Originally Posted by eyeblink:
“Good idea.
Just as a slight nitpick, there are different variants of Super 35 - 4-perf, 3-perf and 2-perf. The last-named gives a native image of about 2.35:1 so will need to be cropped if shown in 1.78:1.
Recent films shot in 2-perf Super 35 include THE FIGHTER (which looked quite grainy to me, presumably intentionally). HUNGER was another. Doubling the amount of frames available on a reel of film enabled the makers of that film to shoot that 16-minute take, which is the longest shot in a 35mm feature.”
Comments much appreciated!
You're right to point out the difference between variations of the Super 35 format, but there's such misunderstanding around this process. Bear with me, and I'll explain why (and apologies if all this info is already familiar to you:
As I mentioned in my previous posting, S35 refers to a film gauge and not (strictly speaking) a photographic process, since the image on the captured 35mm film is 1.37:1. The film's DP and director opts to frame within that ratio for whatever shape is required for theatrical release, whilst 'protecting' for a variety of others (this doesn't
always happen, but mostly). For 'scope' films, this makes no difference whether the frame is 4-perf or 3-perf - a certain amount of cropping is always required, no matter which particular variation is employed. The equivalent is the way 1.85:1 spherical movies are captured in-camera - by framing at 1.85 within the 1.37 shape and then projecting the 1.37 image through a projector with an aperture that throws a 1.85 image onto a screen of the same dimensions (some filmmakers shoot with a hard matte that prints a 'letterbox' effect directly onto the negative, creating a definitive 1.85 frame, and the upper/lower mattes are hidden in projection, but the 'open frame' version is the more prevalent of the two options). The 1.85 process refers to a
film gauge and not a photographic format, and the same is true of S35, whether used to create a 1.85 or 2.35 image.
As for the 2-perf option: Everything in the previous paragraph holds true (if, as you say, the camera employs a S35 gauge rather than the 'regular' Academy gauge - I don't recall off the top of my head). However, the fact that it is 2-perf means that it is a TRUE photographic process - Techniscope.
They may not call it Techniscope, and the Technicolor company may not allow production companies to credit any such process on-screen, but the 2-perf option renders it 'Techniscope' by default, because
that's what it is. An Australian company provides a similar 2-perf option (modified cameras, etc.) under the trade name Multivision 235, but it's still the same process.
Bottom line:
There is no such thing as '2-perf Super 35' - there is Techniscope, and nothing else.

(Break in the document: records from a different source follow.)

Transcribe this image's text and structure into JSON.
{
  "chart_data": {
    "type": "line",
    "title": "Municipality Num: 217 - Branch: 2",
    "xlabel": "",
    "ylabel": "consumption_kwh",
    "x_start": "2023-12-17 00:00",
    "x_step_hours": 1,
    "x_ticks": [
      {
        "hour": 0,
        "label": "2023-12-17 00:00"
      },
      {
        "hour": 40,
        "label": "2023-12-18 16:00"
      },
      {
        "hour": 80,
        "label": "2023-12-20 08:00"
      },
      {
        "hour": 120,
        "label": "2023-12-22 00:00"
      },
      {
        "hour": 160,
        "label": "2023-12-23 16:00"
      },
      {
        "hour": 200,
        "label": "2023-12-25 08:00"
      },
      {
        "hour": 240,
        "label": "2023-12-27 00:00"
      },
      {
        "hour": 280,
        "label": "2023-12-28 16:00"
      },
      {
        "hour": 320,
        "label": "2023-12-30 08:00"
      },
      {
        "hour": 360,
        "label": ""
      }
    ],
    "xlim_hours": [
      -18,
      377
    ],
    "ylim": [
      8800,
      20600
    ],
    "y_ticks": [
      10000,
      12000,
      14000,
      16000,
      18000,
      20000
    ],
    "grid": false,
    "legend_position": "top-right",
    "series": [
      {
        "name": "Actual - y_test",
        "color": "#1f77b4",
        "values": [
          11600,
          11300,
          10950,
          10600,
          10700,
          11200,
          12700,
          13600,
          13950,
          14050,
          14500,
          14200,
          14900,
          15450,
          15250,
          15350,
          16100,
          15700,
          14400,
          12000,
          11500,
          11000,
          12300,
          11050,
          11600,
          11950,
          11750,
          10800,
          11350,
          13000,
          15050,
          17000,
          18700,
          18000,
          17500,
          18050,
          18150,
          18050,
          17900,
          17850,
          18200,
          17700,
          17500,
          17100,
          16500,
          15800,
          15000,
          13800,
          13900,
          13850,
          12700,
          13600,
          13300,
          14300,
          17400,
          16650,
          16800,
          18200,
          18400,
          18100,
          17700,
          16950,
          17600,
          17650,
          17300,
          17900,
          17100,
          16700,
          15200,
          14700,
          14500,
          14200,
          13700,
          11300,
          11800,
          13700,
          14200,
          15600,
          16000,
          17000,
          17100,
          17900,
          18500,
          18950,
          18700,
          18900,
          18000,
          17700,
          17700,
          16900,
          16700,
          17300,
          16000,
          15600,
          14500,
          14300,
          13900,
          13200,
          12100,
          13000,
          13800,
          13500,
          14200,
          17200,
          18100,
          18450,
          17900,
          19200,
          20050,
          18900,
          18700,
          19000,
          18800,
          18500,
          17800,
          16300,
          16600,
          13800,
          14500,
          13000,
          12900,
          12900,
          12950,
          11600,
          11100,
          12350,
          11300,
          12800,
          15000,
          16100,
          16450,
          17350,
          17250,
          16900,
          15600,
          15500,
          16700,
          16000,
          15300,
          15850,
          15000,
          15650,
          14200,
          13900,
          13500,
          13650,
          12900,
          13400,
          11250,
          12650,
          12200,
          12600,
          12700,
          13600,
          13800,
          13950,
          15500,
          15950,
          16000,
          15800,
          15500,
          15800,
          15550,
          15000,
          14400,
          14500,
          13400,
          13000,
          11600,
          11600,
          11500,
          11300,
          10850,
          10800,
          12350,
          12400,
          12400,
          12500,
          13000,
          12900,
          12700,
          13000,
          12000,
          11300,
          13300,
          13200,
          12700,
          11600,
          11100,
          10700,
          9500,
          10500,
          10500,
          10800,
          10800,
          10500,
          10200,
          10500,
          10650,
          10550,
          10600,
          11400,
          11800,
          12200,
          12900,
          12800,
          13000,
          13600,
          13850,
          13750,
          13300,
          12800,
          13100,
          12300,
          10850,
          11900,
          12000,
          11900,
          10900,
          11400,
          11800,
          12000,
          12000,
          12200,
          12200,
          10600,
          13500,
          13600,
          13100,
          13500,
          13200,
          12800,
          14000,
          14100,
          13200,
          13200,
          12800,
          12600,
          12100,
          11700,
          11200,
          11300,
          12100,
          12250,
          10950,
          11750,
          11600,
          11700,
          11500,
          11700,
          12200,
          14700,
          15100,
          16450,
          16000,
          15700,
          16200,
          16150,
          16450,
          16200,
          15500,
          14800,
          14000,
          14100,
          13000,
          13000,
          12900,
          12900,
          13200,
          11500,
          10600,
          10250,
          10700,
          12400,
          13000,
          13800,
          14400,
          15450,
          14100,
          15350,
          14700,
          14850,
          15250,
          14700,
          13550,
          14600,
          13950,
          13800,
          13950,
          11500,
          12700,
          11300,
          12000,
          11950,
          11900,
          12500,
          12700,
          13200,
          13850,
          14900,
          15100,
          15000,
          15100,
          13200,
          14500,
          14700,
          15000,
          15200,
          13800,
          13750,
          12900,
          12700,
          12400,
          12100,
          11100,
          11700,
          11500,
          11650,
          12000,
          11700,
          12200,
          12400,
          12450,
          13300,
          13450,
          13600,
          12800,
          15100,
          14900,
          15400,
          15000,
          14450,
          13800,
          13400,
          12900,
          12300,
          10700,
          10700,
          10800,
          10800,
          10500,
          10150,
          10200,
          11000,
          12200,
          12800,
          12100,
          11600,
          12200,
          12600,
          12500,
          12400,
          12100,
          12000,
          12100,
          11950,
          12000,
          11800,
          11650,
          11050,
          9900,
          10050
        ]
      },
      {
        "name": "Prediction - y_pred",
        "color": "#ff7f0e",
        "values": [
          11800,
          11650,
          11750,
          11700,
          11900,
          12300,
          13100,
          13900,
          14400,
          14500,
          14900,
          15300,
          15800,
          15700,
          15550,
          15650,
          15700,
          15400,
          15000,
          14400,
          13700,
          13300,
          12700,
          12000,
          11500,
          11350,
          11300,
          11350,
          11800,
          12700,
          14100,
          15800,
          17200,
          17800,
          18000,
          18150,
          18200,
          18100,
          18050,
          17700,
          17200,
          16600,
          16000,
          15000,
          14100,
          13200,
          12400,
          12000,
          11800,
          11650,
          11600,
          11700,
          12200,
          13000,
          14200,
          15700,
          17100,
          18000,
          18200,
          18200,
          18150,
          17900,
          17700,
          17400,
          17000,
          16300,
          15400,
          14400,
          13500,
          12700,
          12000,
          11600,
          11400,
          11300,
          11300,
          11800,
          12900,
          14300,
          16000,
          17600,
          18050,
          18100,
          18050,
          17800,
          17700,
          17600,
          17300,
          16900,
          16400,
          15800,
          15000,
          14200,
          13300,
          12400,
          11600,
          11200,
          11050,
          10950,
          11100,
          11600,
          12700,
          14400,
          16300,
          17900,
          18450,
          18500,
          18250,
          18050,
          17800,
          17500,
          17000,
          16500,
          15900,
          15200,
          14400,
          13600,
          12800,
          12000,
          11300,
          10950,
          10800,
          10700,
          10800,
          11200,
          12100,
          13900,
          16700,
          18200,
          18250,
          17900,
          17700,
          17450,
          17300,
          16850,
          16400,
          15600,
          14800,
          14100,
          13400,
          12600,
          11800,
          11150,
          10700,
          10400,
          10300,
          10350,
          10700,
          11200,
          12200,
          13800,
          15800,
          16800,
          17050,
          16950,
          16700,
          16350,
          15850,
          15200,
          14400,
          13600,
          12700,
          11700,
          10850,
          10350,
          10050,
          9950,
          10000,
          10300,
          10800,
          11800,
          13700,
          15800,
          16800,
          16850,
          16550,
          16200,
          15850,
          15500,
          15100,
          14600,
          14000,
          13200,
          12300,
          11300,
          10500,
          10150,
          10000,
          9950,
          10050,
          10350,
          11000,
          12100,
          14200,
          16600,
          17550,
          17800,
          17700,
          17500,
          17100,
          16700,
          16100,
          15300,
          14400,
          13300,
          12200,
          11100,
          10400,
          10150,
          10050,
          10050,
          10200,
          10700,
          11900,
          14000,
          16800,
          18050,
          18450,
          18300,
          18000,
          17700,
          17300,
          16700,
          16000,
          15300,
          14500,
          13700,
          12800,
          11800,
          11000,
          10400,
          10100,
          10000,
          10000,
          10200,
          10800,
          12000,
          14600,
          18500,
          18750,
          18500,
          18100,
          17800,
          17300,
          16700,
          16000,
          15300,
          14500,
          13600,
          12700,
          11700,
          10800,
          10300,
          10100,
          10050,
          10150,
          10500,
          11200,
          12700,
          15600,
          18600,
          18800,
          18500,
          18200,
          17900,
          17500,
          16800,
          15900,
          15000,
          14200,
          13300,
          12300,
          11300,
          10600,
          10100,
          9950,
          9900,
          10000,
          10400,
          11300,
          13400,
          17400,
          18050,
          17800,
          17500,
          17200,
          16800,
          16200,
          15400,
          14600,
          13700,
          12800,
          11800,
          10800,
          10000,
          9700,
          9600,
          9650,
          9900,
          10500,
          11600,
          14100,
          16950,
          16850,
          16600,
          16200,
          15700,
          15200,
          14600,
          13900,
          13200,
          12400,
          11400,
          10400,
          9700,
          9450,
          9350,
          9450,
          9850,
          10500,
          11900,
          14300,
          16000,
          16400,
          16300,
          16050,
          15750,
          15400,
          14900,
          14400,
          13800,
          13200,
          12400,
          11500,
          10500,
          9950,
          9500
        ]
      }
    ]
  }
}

I know, I know - it's a bleedin' complicated business, not least because Techniscope was also billed as Cromoscope throughout the 60's and 70's, whenever the print was handled by a company other than Technicolor (which created the process in the early 1960's). But 2-perf is a very specific process, and a
true 'scope' format.
S35, by contrast, is a piece of shit that, along with various other factors (too many close-ups and fast-cut editing styles, for a start), has all but killed the art of widescreen composition. For this reason - and all the others noted above - I won't be listing films as S35, since it's a gauge rather than a photographic format. If there's no process listed beside any of the films mentioned in my weekly listings from now on, it means the film was simply cropped from one ratio to another, and wasn't photographed in a specific process.
Hope that clarifies!
Originally Posted by mike65:
“The BBC1 are screening AMITYVILLE 3-D in 2D I presume! (its not much of a film in either dimension).”
I didn't mention 3-D after my listing for this particular film, since 3-D is already mentioned in the film's title, although I appreciate that only the most rabidly obsessive widescreen fanatics (ie. me) would know that 'ArriVision' is a
bona fide 35mm widescreen 3-D process.
As for it not being "much of a film in either dimension" -
quelle disagree (or whatever they say in France whenever they have an opposing viewpoint)! I have a copy of the film on DVD-R in the field sequential 3-D format, and the stereo compositions are miles ahead of much of the rubbish that passes for '3-D' in films today. That, and the proliferation of off-screen gags are tremendous fun. This was a film put together by people who really knew how to use 3-D in service of a narrative, unlike James Cameron, who seems to think he invented 3-D, and yet who seems content to make films in which the 3-D serves no purpose other than picture-postcard prettiness. I enjoyed AVATAR, for example, but when people pay a hefty surcharge at the box-office to see a 3-D movie, they want the 3-D to really engage them. AMITYVILLE 3-D did that for me, while AVATAR might just as well have been in 2-D for all the difference it made.
And in the immortal words of the late, great Mrs. Slocombe: I am unanimous in that!